Jozi@Work: Co-production between citizen and city
Tariq Toffa, Johannesburg Community Manager
Johannesburg, 24 December 2014
Announced in 2013 by the mayor of Johannesburg in the State of the City address, at the center of the new 'Jozi@Work' concept and initiative is empowerment and co-production, whereby citizens become active participants in the service delivery process of the state rather than passive recipients only, and in so doing can begin to shape the future of their own outcomes. The concept has already been used in similar forms in many countries.
Specifically, by the close of the current mayoral term in 2016, Jozi@Work plans to allocate over R1 billion (US$100 million) or seven percent of the City's total budget in City contracting (made up of ten percent of all City contracted services, ten percent of repairs and maintenance, and five percent of all capital spend) to an estimated 1,750 new and existing community-level co-operatives and enterprises. This, it claims, will support 12,500 livelihoods over the next year and create 40,000 new jobs by 2016, and thereby make a significant change in poverty, inequality, and unemployment realities in the city. Another aspect in which it also hopes to effect change is in maintaining and improving service standards and quality across often sharply contrasting neighborhoods and communities.
The Jozi@Work initiative arises in the context of Johannesburg's strong and enduring correlation between un/under-employment (one quarter of all working age residents, or over 800,000 people, failed to secure a livelihood in the city in 2011) and the wider range of sobering poverty indicators, such as below-average income, poor health outcomes and mortality rates, lack of access to education, and poor living environment standards. Such indicators also indicate deeper, cyclical social realities, since an over two-thirds majority of those living in conditions of poverty amongst the city's most deprived communities are youth, with up to half of these living in informal circumstances.

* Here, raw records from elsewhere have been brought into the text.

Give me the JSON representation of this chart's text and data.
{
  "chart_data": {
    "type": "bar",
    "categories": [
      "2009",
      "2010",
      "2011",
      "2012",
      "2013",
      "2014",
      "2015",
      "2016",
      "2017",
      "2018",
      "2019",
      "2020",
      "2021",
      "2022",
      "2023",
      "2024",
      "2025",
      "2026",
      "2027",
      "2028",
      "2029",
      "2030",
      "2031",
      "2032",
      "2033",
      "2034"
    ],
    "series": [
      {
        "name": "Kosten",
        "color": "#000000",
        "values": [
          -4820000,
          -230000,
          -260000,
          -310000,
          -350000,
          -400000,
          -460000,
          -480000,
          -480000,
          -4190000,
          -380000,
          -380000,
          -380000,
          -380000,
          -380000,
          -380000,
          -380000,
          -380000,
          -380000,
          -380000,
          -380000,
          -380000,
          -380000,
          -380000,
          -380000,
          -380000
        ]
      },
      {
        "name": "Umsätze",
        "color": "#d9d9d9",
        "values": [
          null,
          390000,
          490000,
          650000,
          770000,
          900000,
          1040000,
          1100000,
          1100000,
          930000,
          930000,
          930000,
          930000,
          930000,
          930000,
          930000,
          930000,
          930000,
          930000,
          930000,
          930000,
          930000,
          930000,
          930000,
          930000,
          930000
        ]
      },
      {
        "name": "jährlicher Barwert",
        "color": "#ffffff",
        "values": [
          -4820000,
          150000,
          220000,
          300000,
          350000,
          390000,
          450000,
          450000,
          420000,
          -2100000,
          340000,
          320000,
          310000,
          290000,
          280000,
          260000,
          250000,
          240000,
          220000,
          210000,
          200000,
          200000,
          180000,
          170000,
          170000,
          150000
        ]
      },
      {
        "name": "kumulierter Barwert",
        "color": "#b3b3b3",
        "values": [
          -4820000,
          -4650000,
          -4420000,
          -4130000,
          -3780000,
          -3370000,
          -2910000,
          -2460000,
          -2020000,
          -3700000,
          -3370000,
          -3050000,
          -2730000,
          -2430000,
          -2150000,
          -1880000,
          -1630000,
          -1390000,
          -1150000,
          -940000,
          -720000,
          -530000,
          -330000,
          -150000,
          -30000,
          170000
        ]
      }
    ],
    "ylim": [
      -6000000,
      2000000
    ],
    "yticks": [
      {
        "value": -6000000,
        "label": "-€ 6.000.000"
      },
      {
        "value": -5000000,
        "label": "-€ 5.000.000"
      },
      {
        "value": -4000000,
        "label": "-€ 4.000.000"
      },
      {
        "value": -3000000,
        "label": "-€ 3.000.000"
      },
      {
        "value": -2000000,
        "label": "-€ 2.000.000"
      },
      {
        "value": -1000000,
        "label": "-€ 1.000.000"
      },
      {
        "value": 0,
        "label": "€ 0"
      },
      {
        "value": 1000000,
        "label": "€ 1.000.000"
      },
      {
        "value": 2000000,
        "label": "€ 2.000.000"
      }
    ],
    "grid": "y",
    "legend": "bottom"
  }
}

Although other City plans, such as the 2040 Growth and Development Strategy and the wider 2030 National Development Plan, address aspects of this unemployment-poverty correlation in advocating that economic inclusion in the short to medium term must be spearheaded by small and medium sized enterprises, 2005-2013 data indicates that the small, very small, and micro sectors are shrinking across the country in terms of their total employment contribution. This also reflects wider trends: concentration of value chains, increasing returns to business models that privilege larger firms across both the public and private sectors, narrowing of labor absorption into larger industries, and the structural skills gap which is a key constraint in increasing labor force participation in the city and the country generally.
Jozi@Work, thus, is an innovative and commendable initiative by the City; but beginning just recently, at the time of writing it still remains largely a project in the making. If Jozi@Work will indeed bring small, new and existing community-level co-operatives and enterprises to City projects, it stands to reason that a sister initiative could also be formalized and launched that does the reverse, bringing the City to community level initiatives (perhaps 'Work@Jozi'?); and together establishing a basket of focused support for creating and growing small and micro enterprises, both in real terms and in the public imagination.
Despite the fleetingness and apparent inconsequence of terms in political office, with benchmarks typically set within these terms rather than in real terms, launched by the Johannesburg's mayor Jozi@Work is further indication that citizen-focused, city-shaping projects — especially those that would make a change to the status quo — need to be supported by political will and ethical imagination. The 'polis', after all, is politics.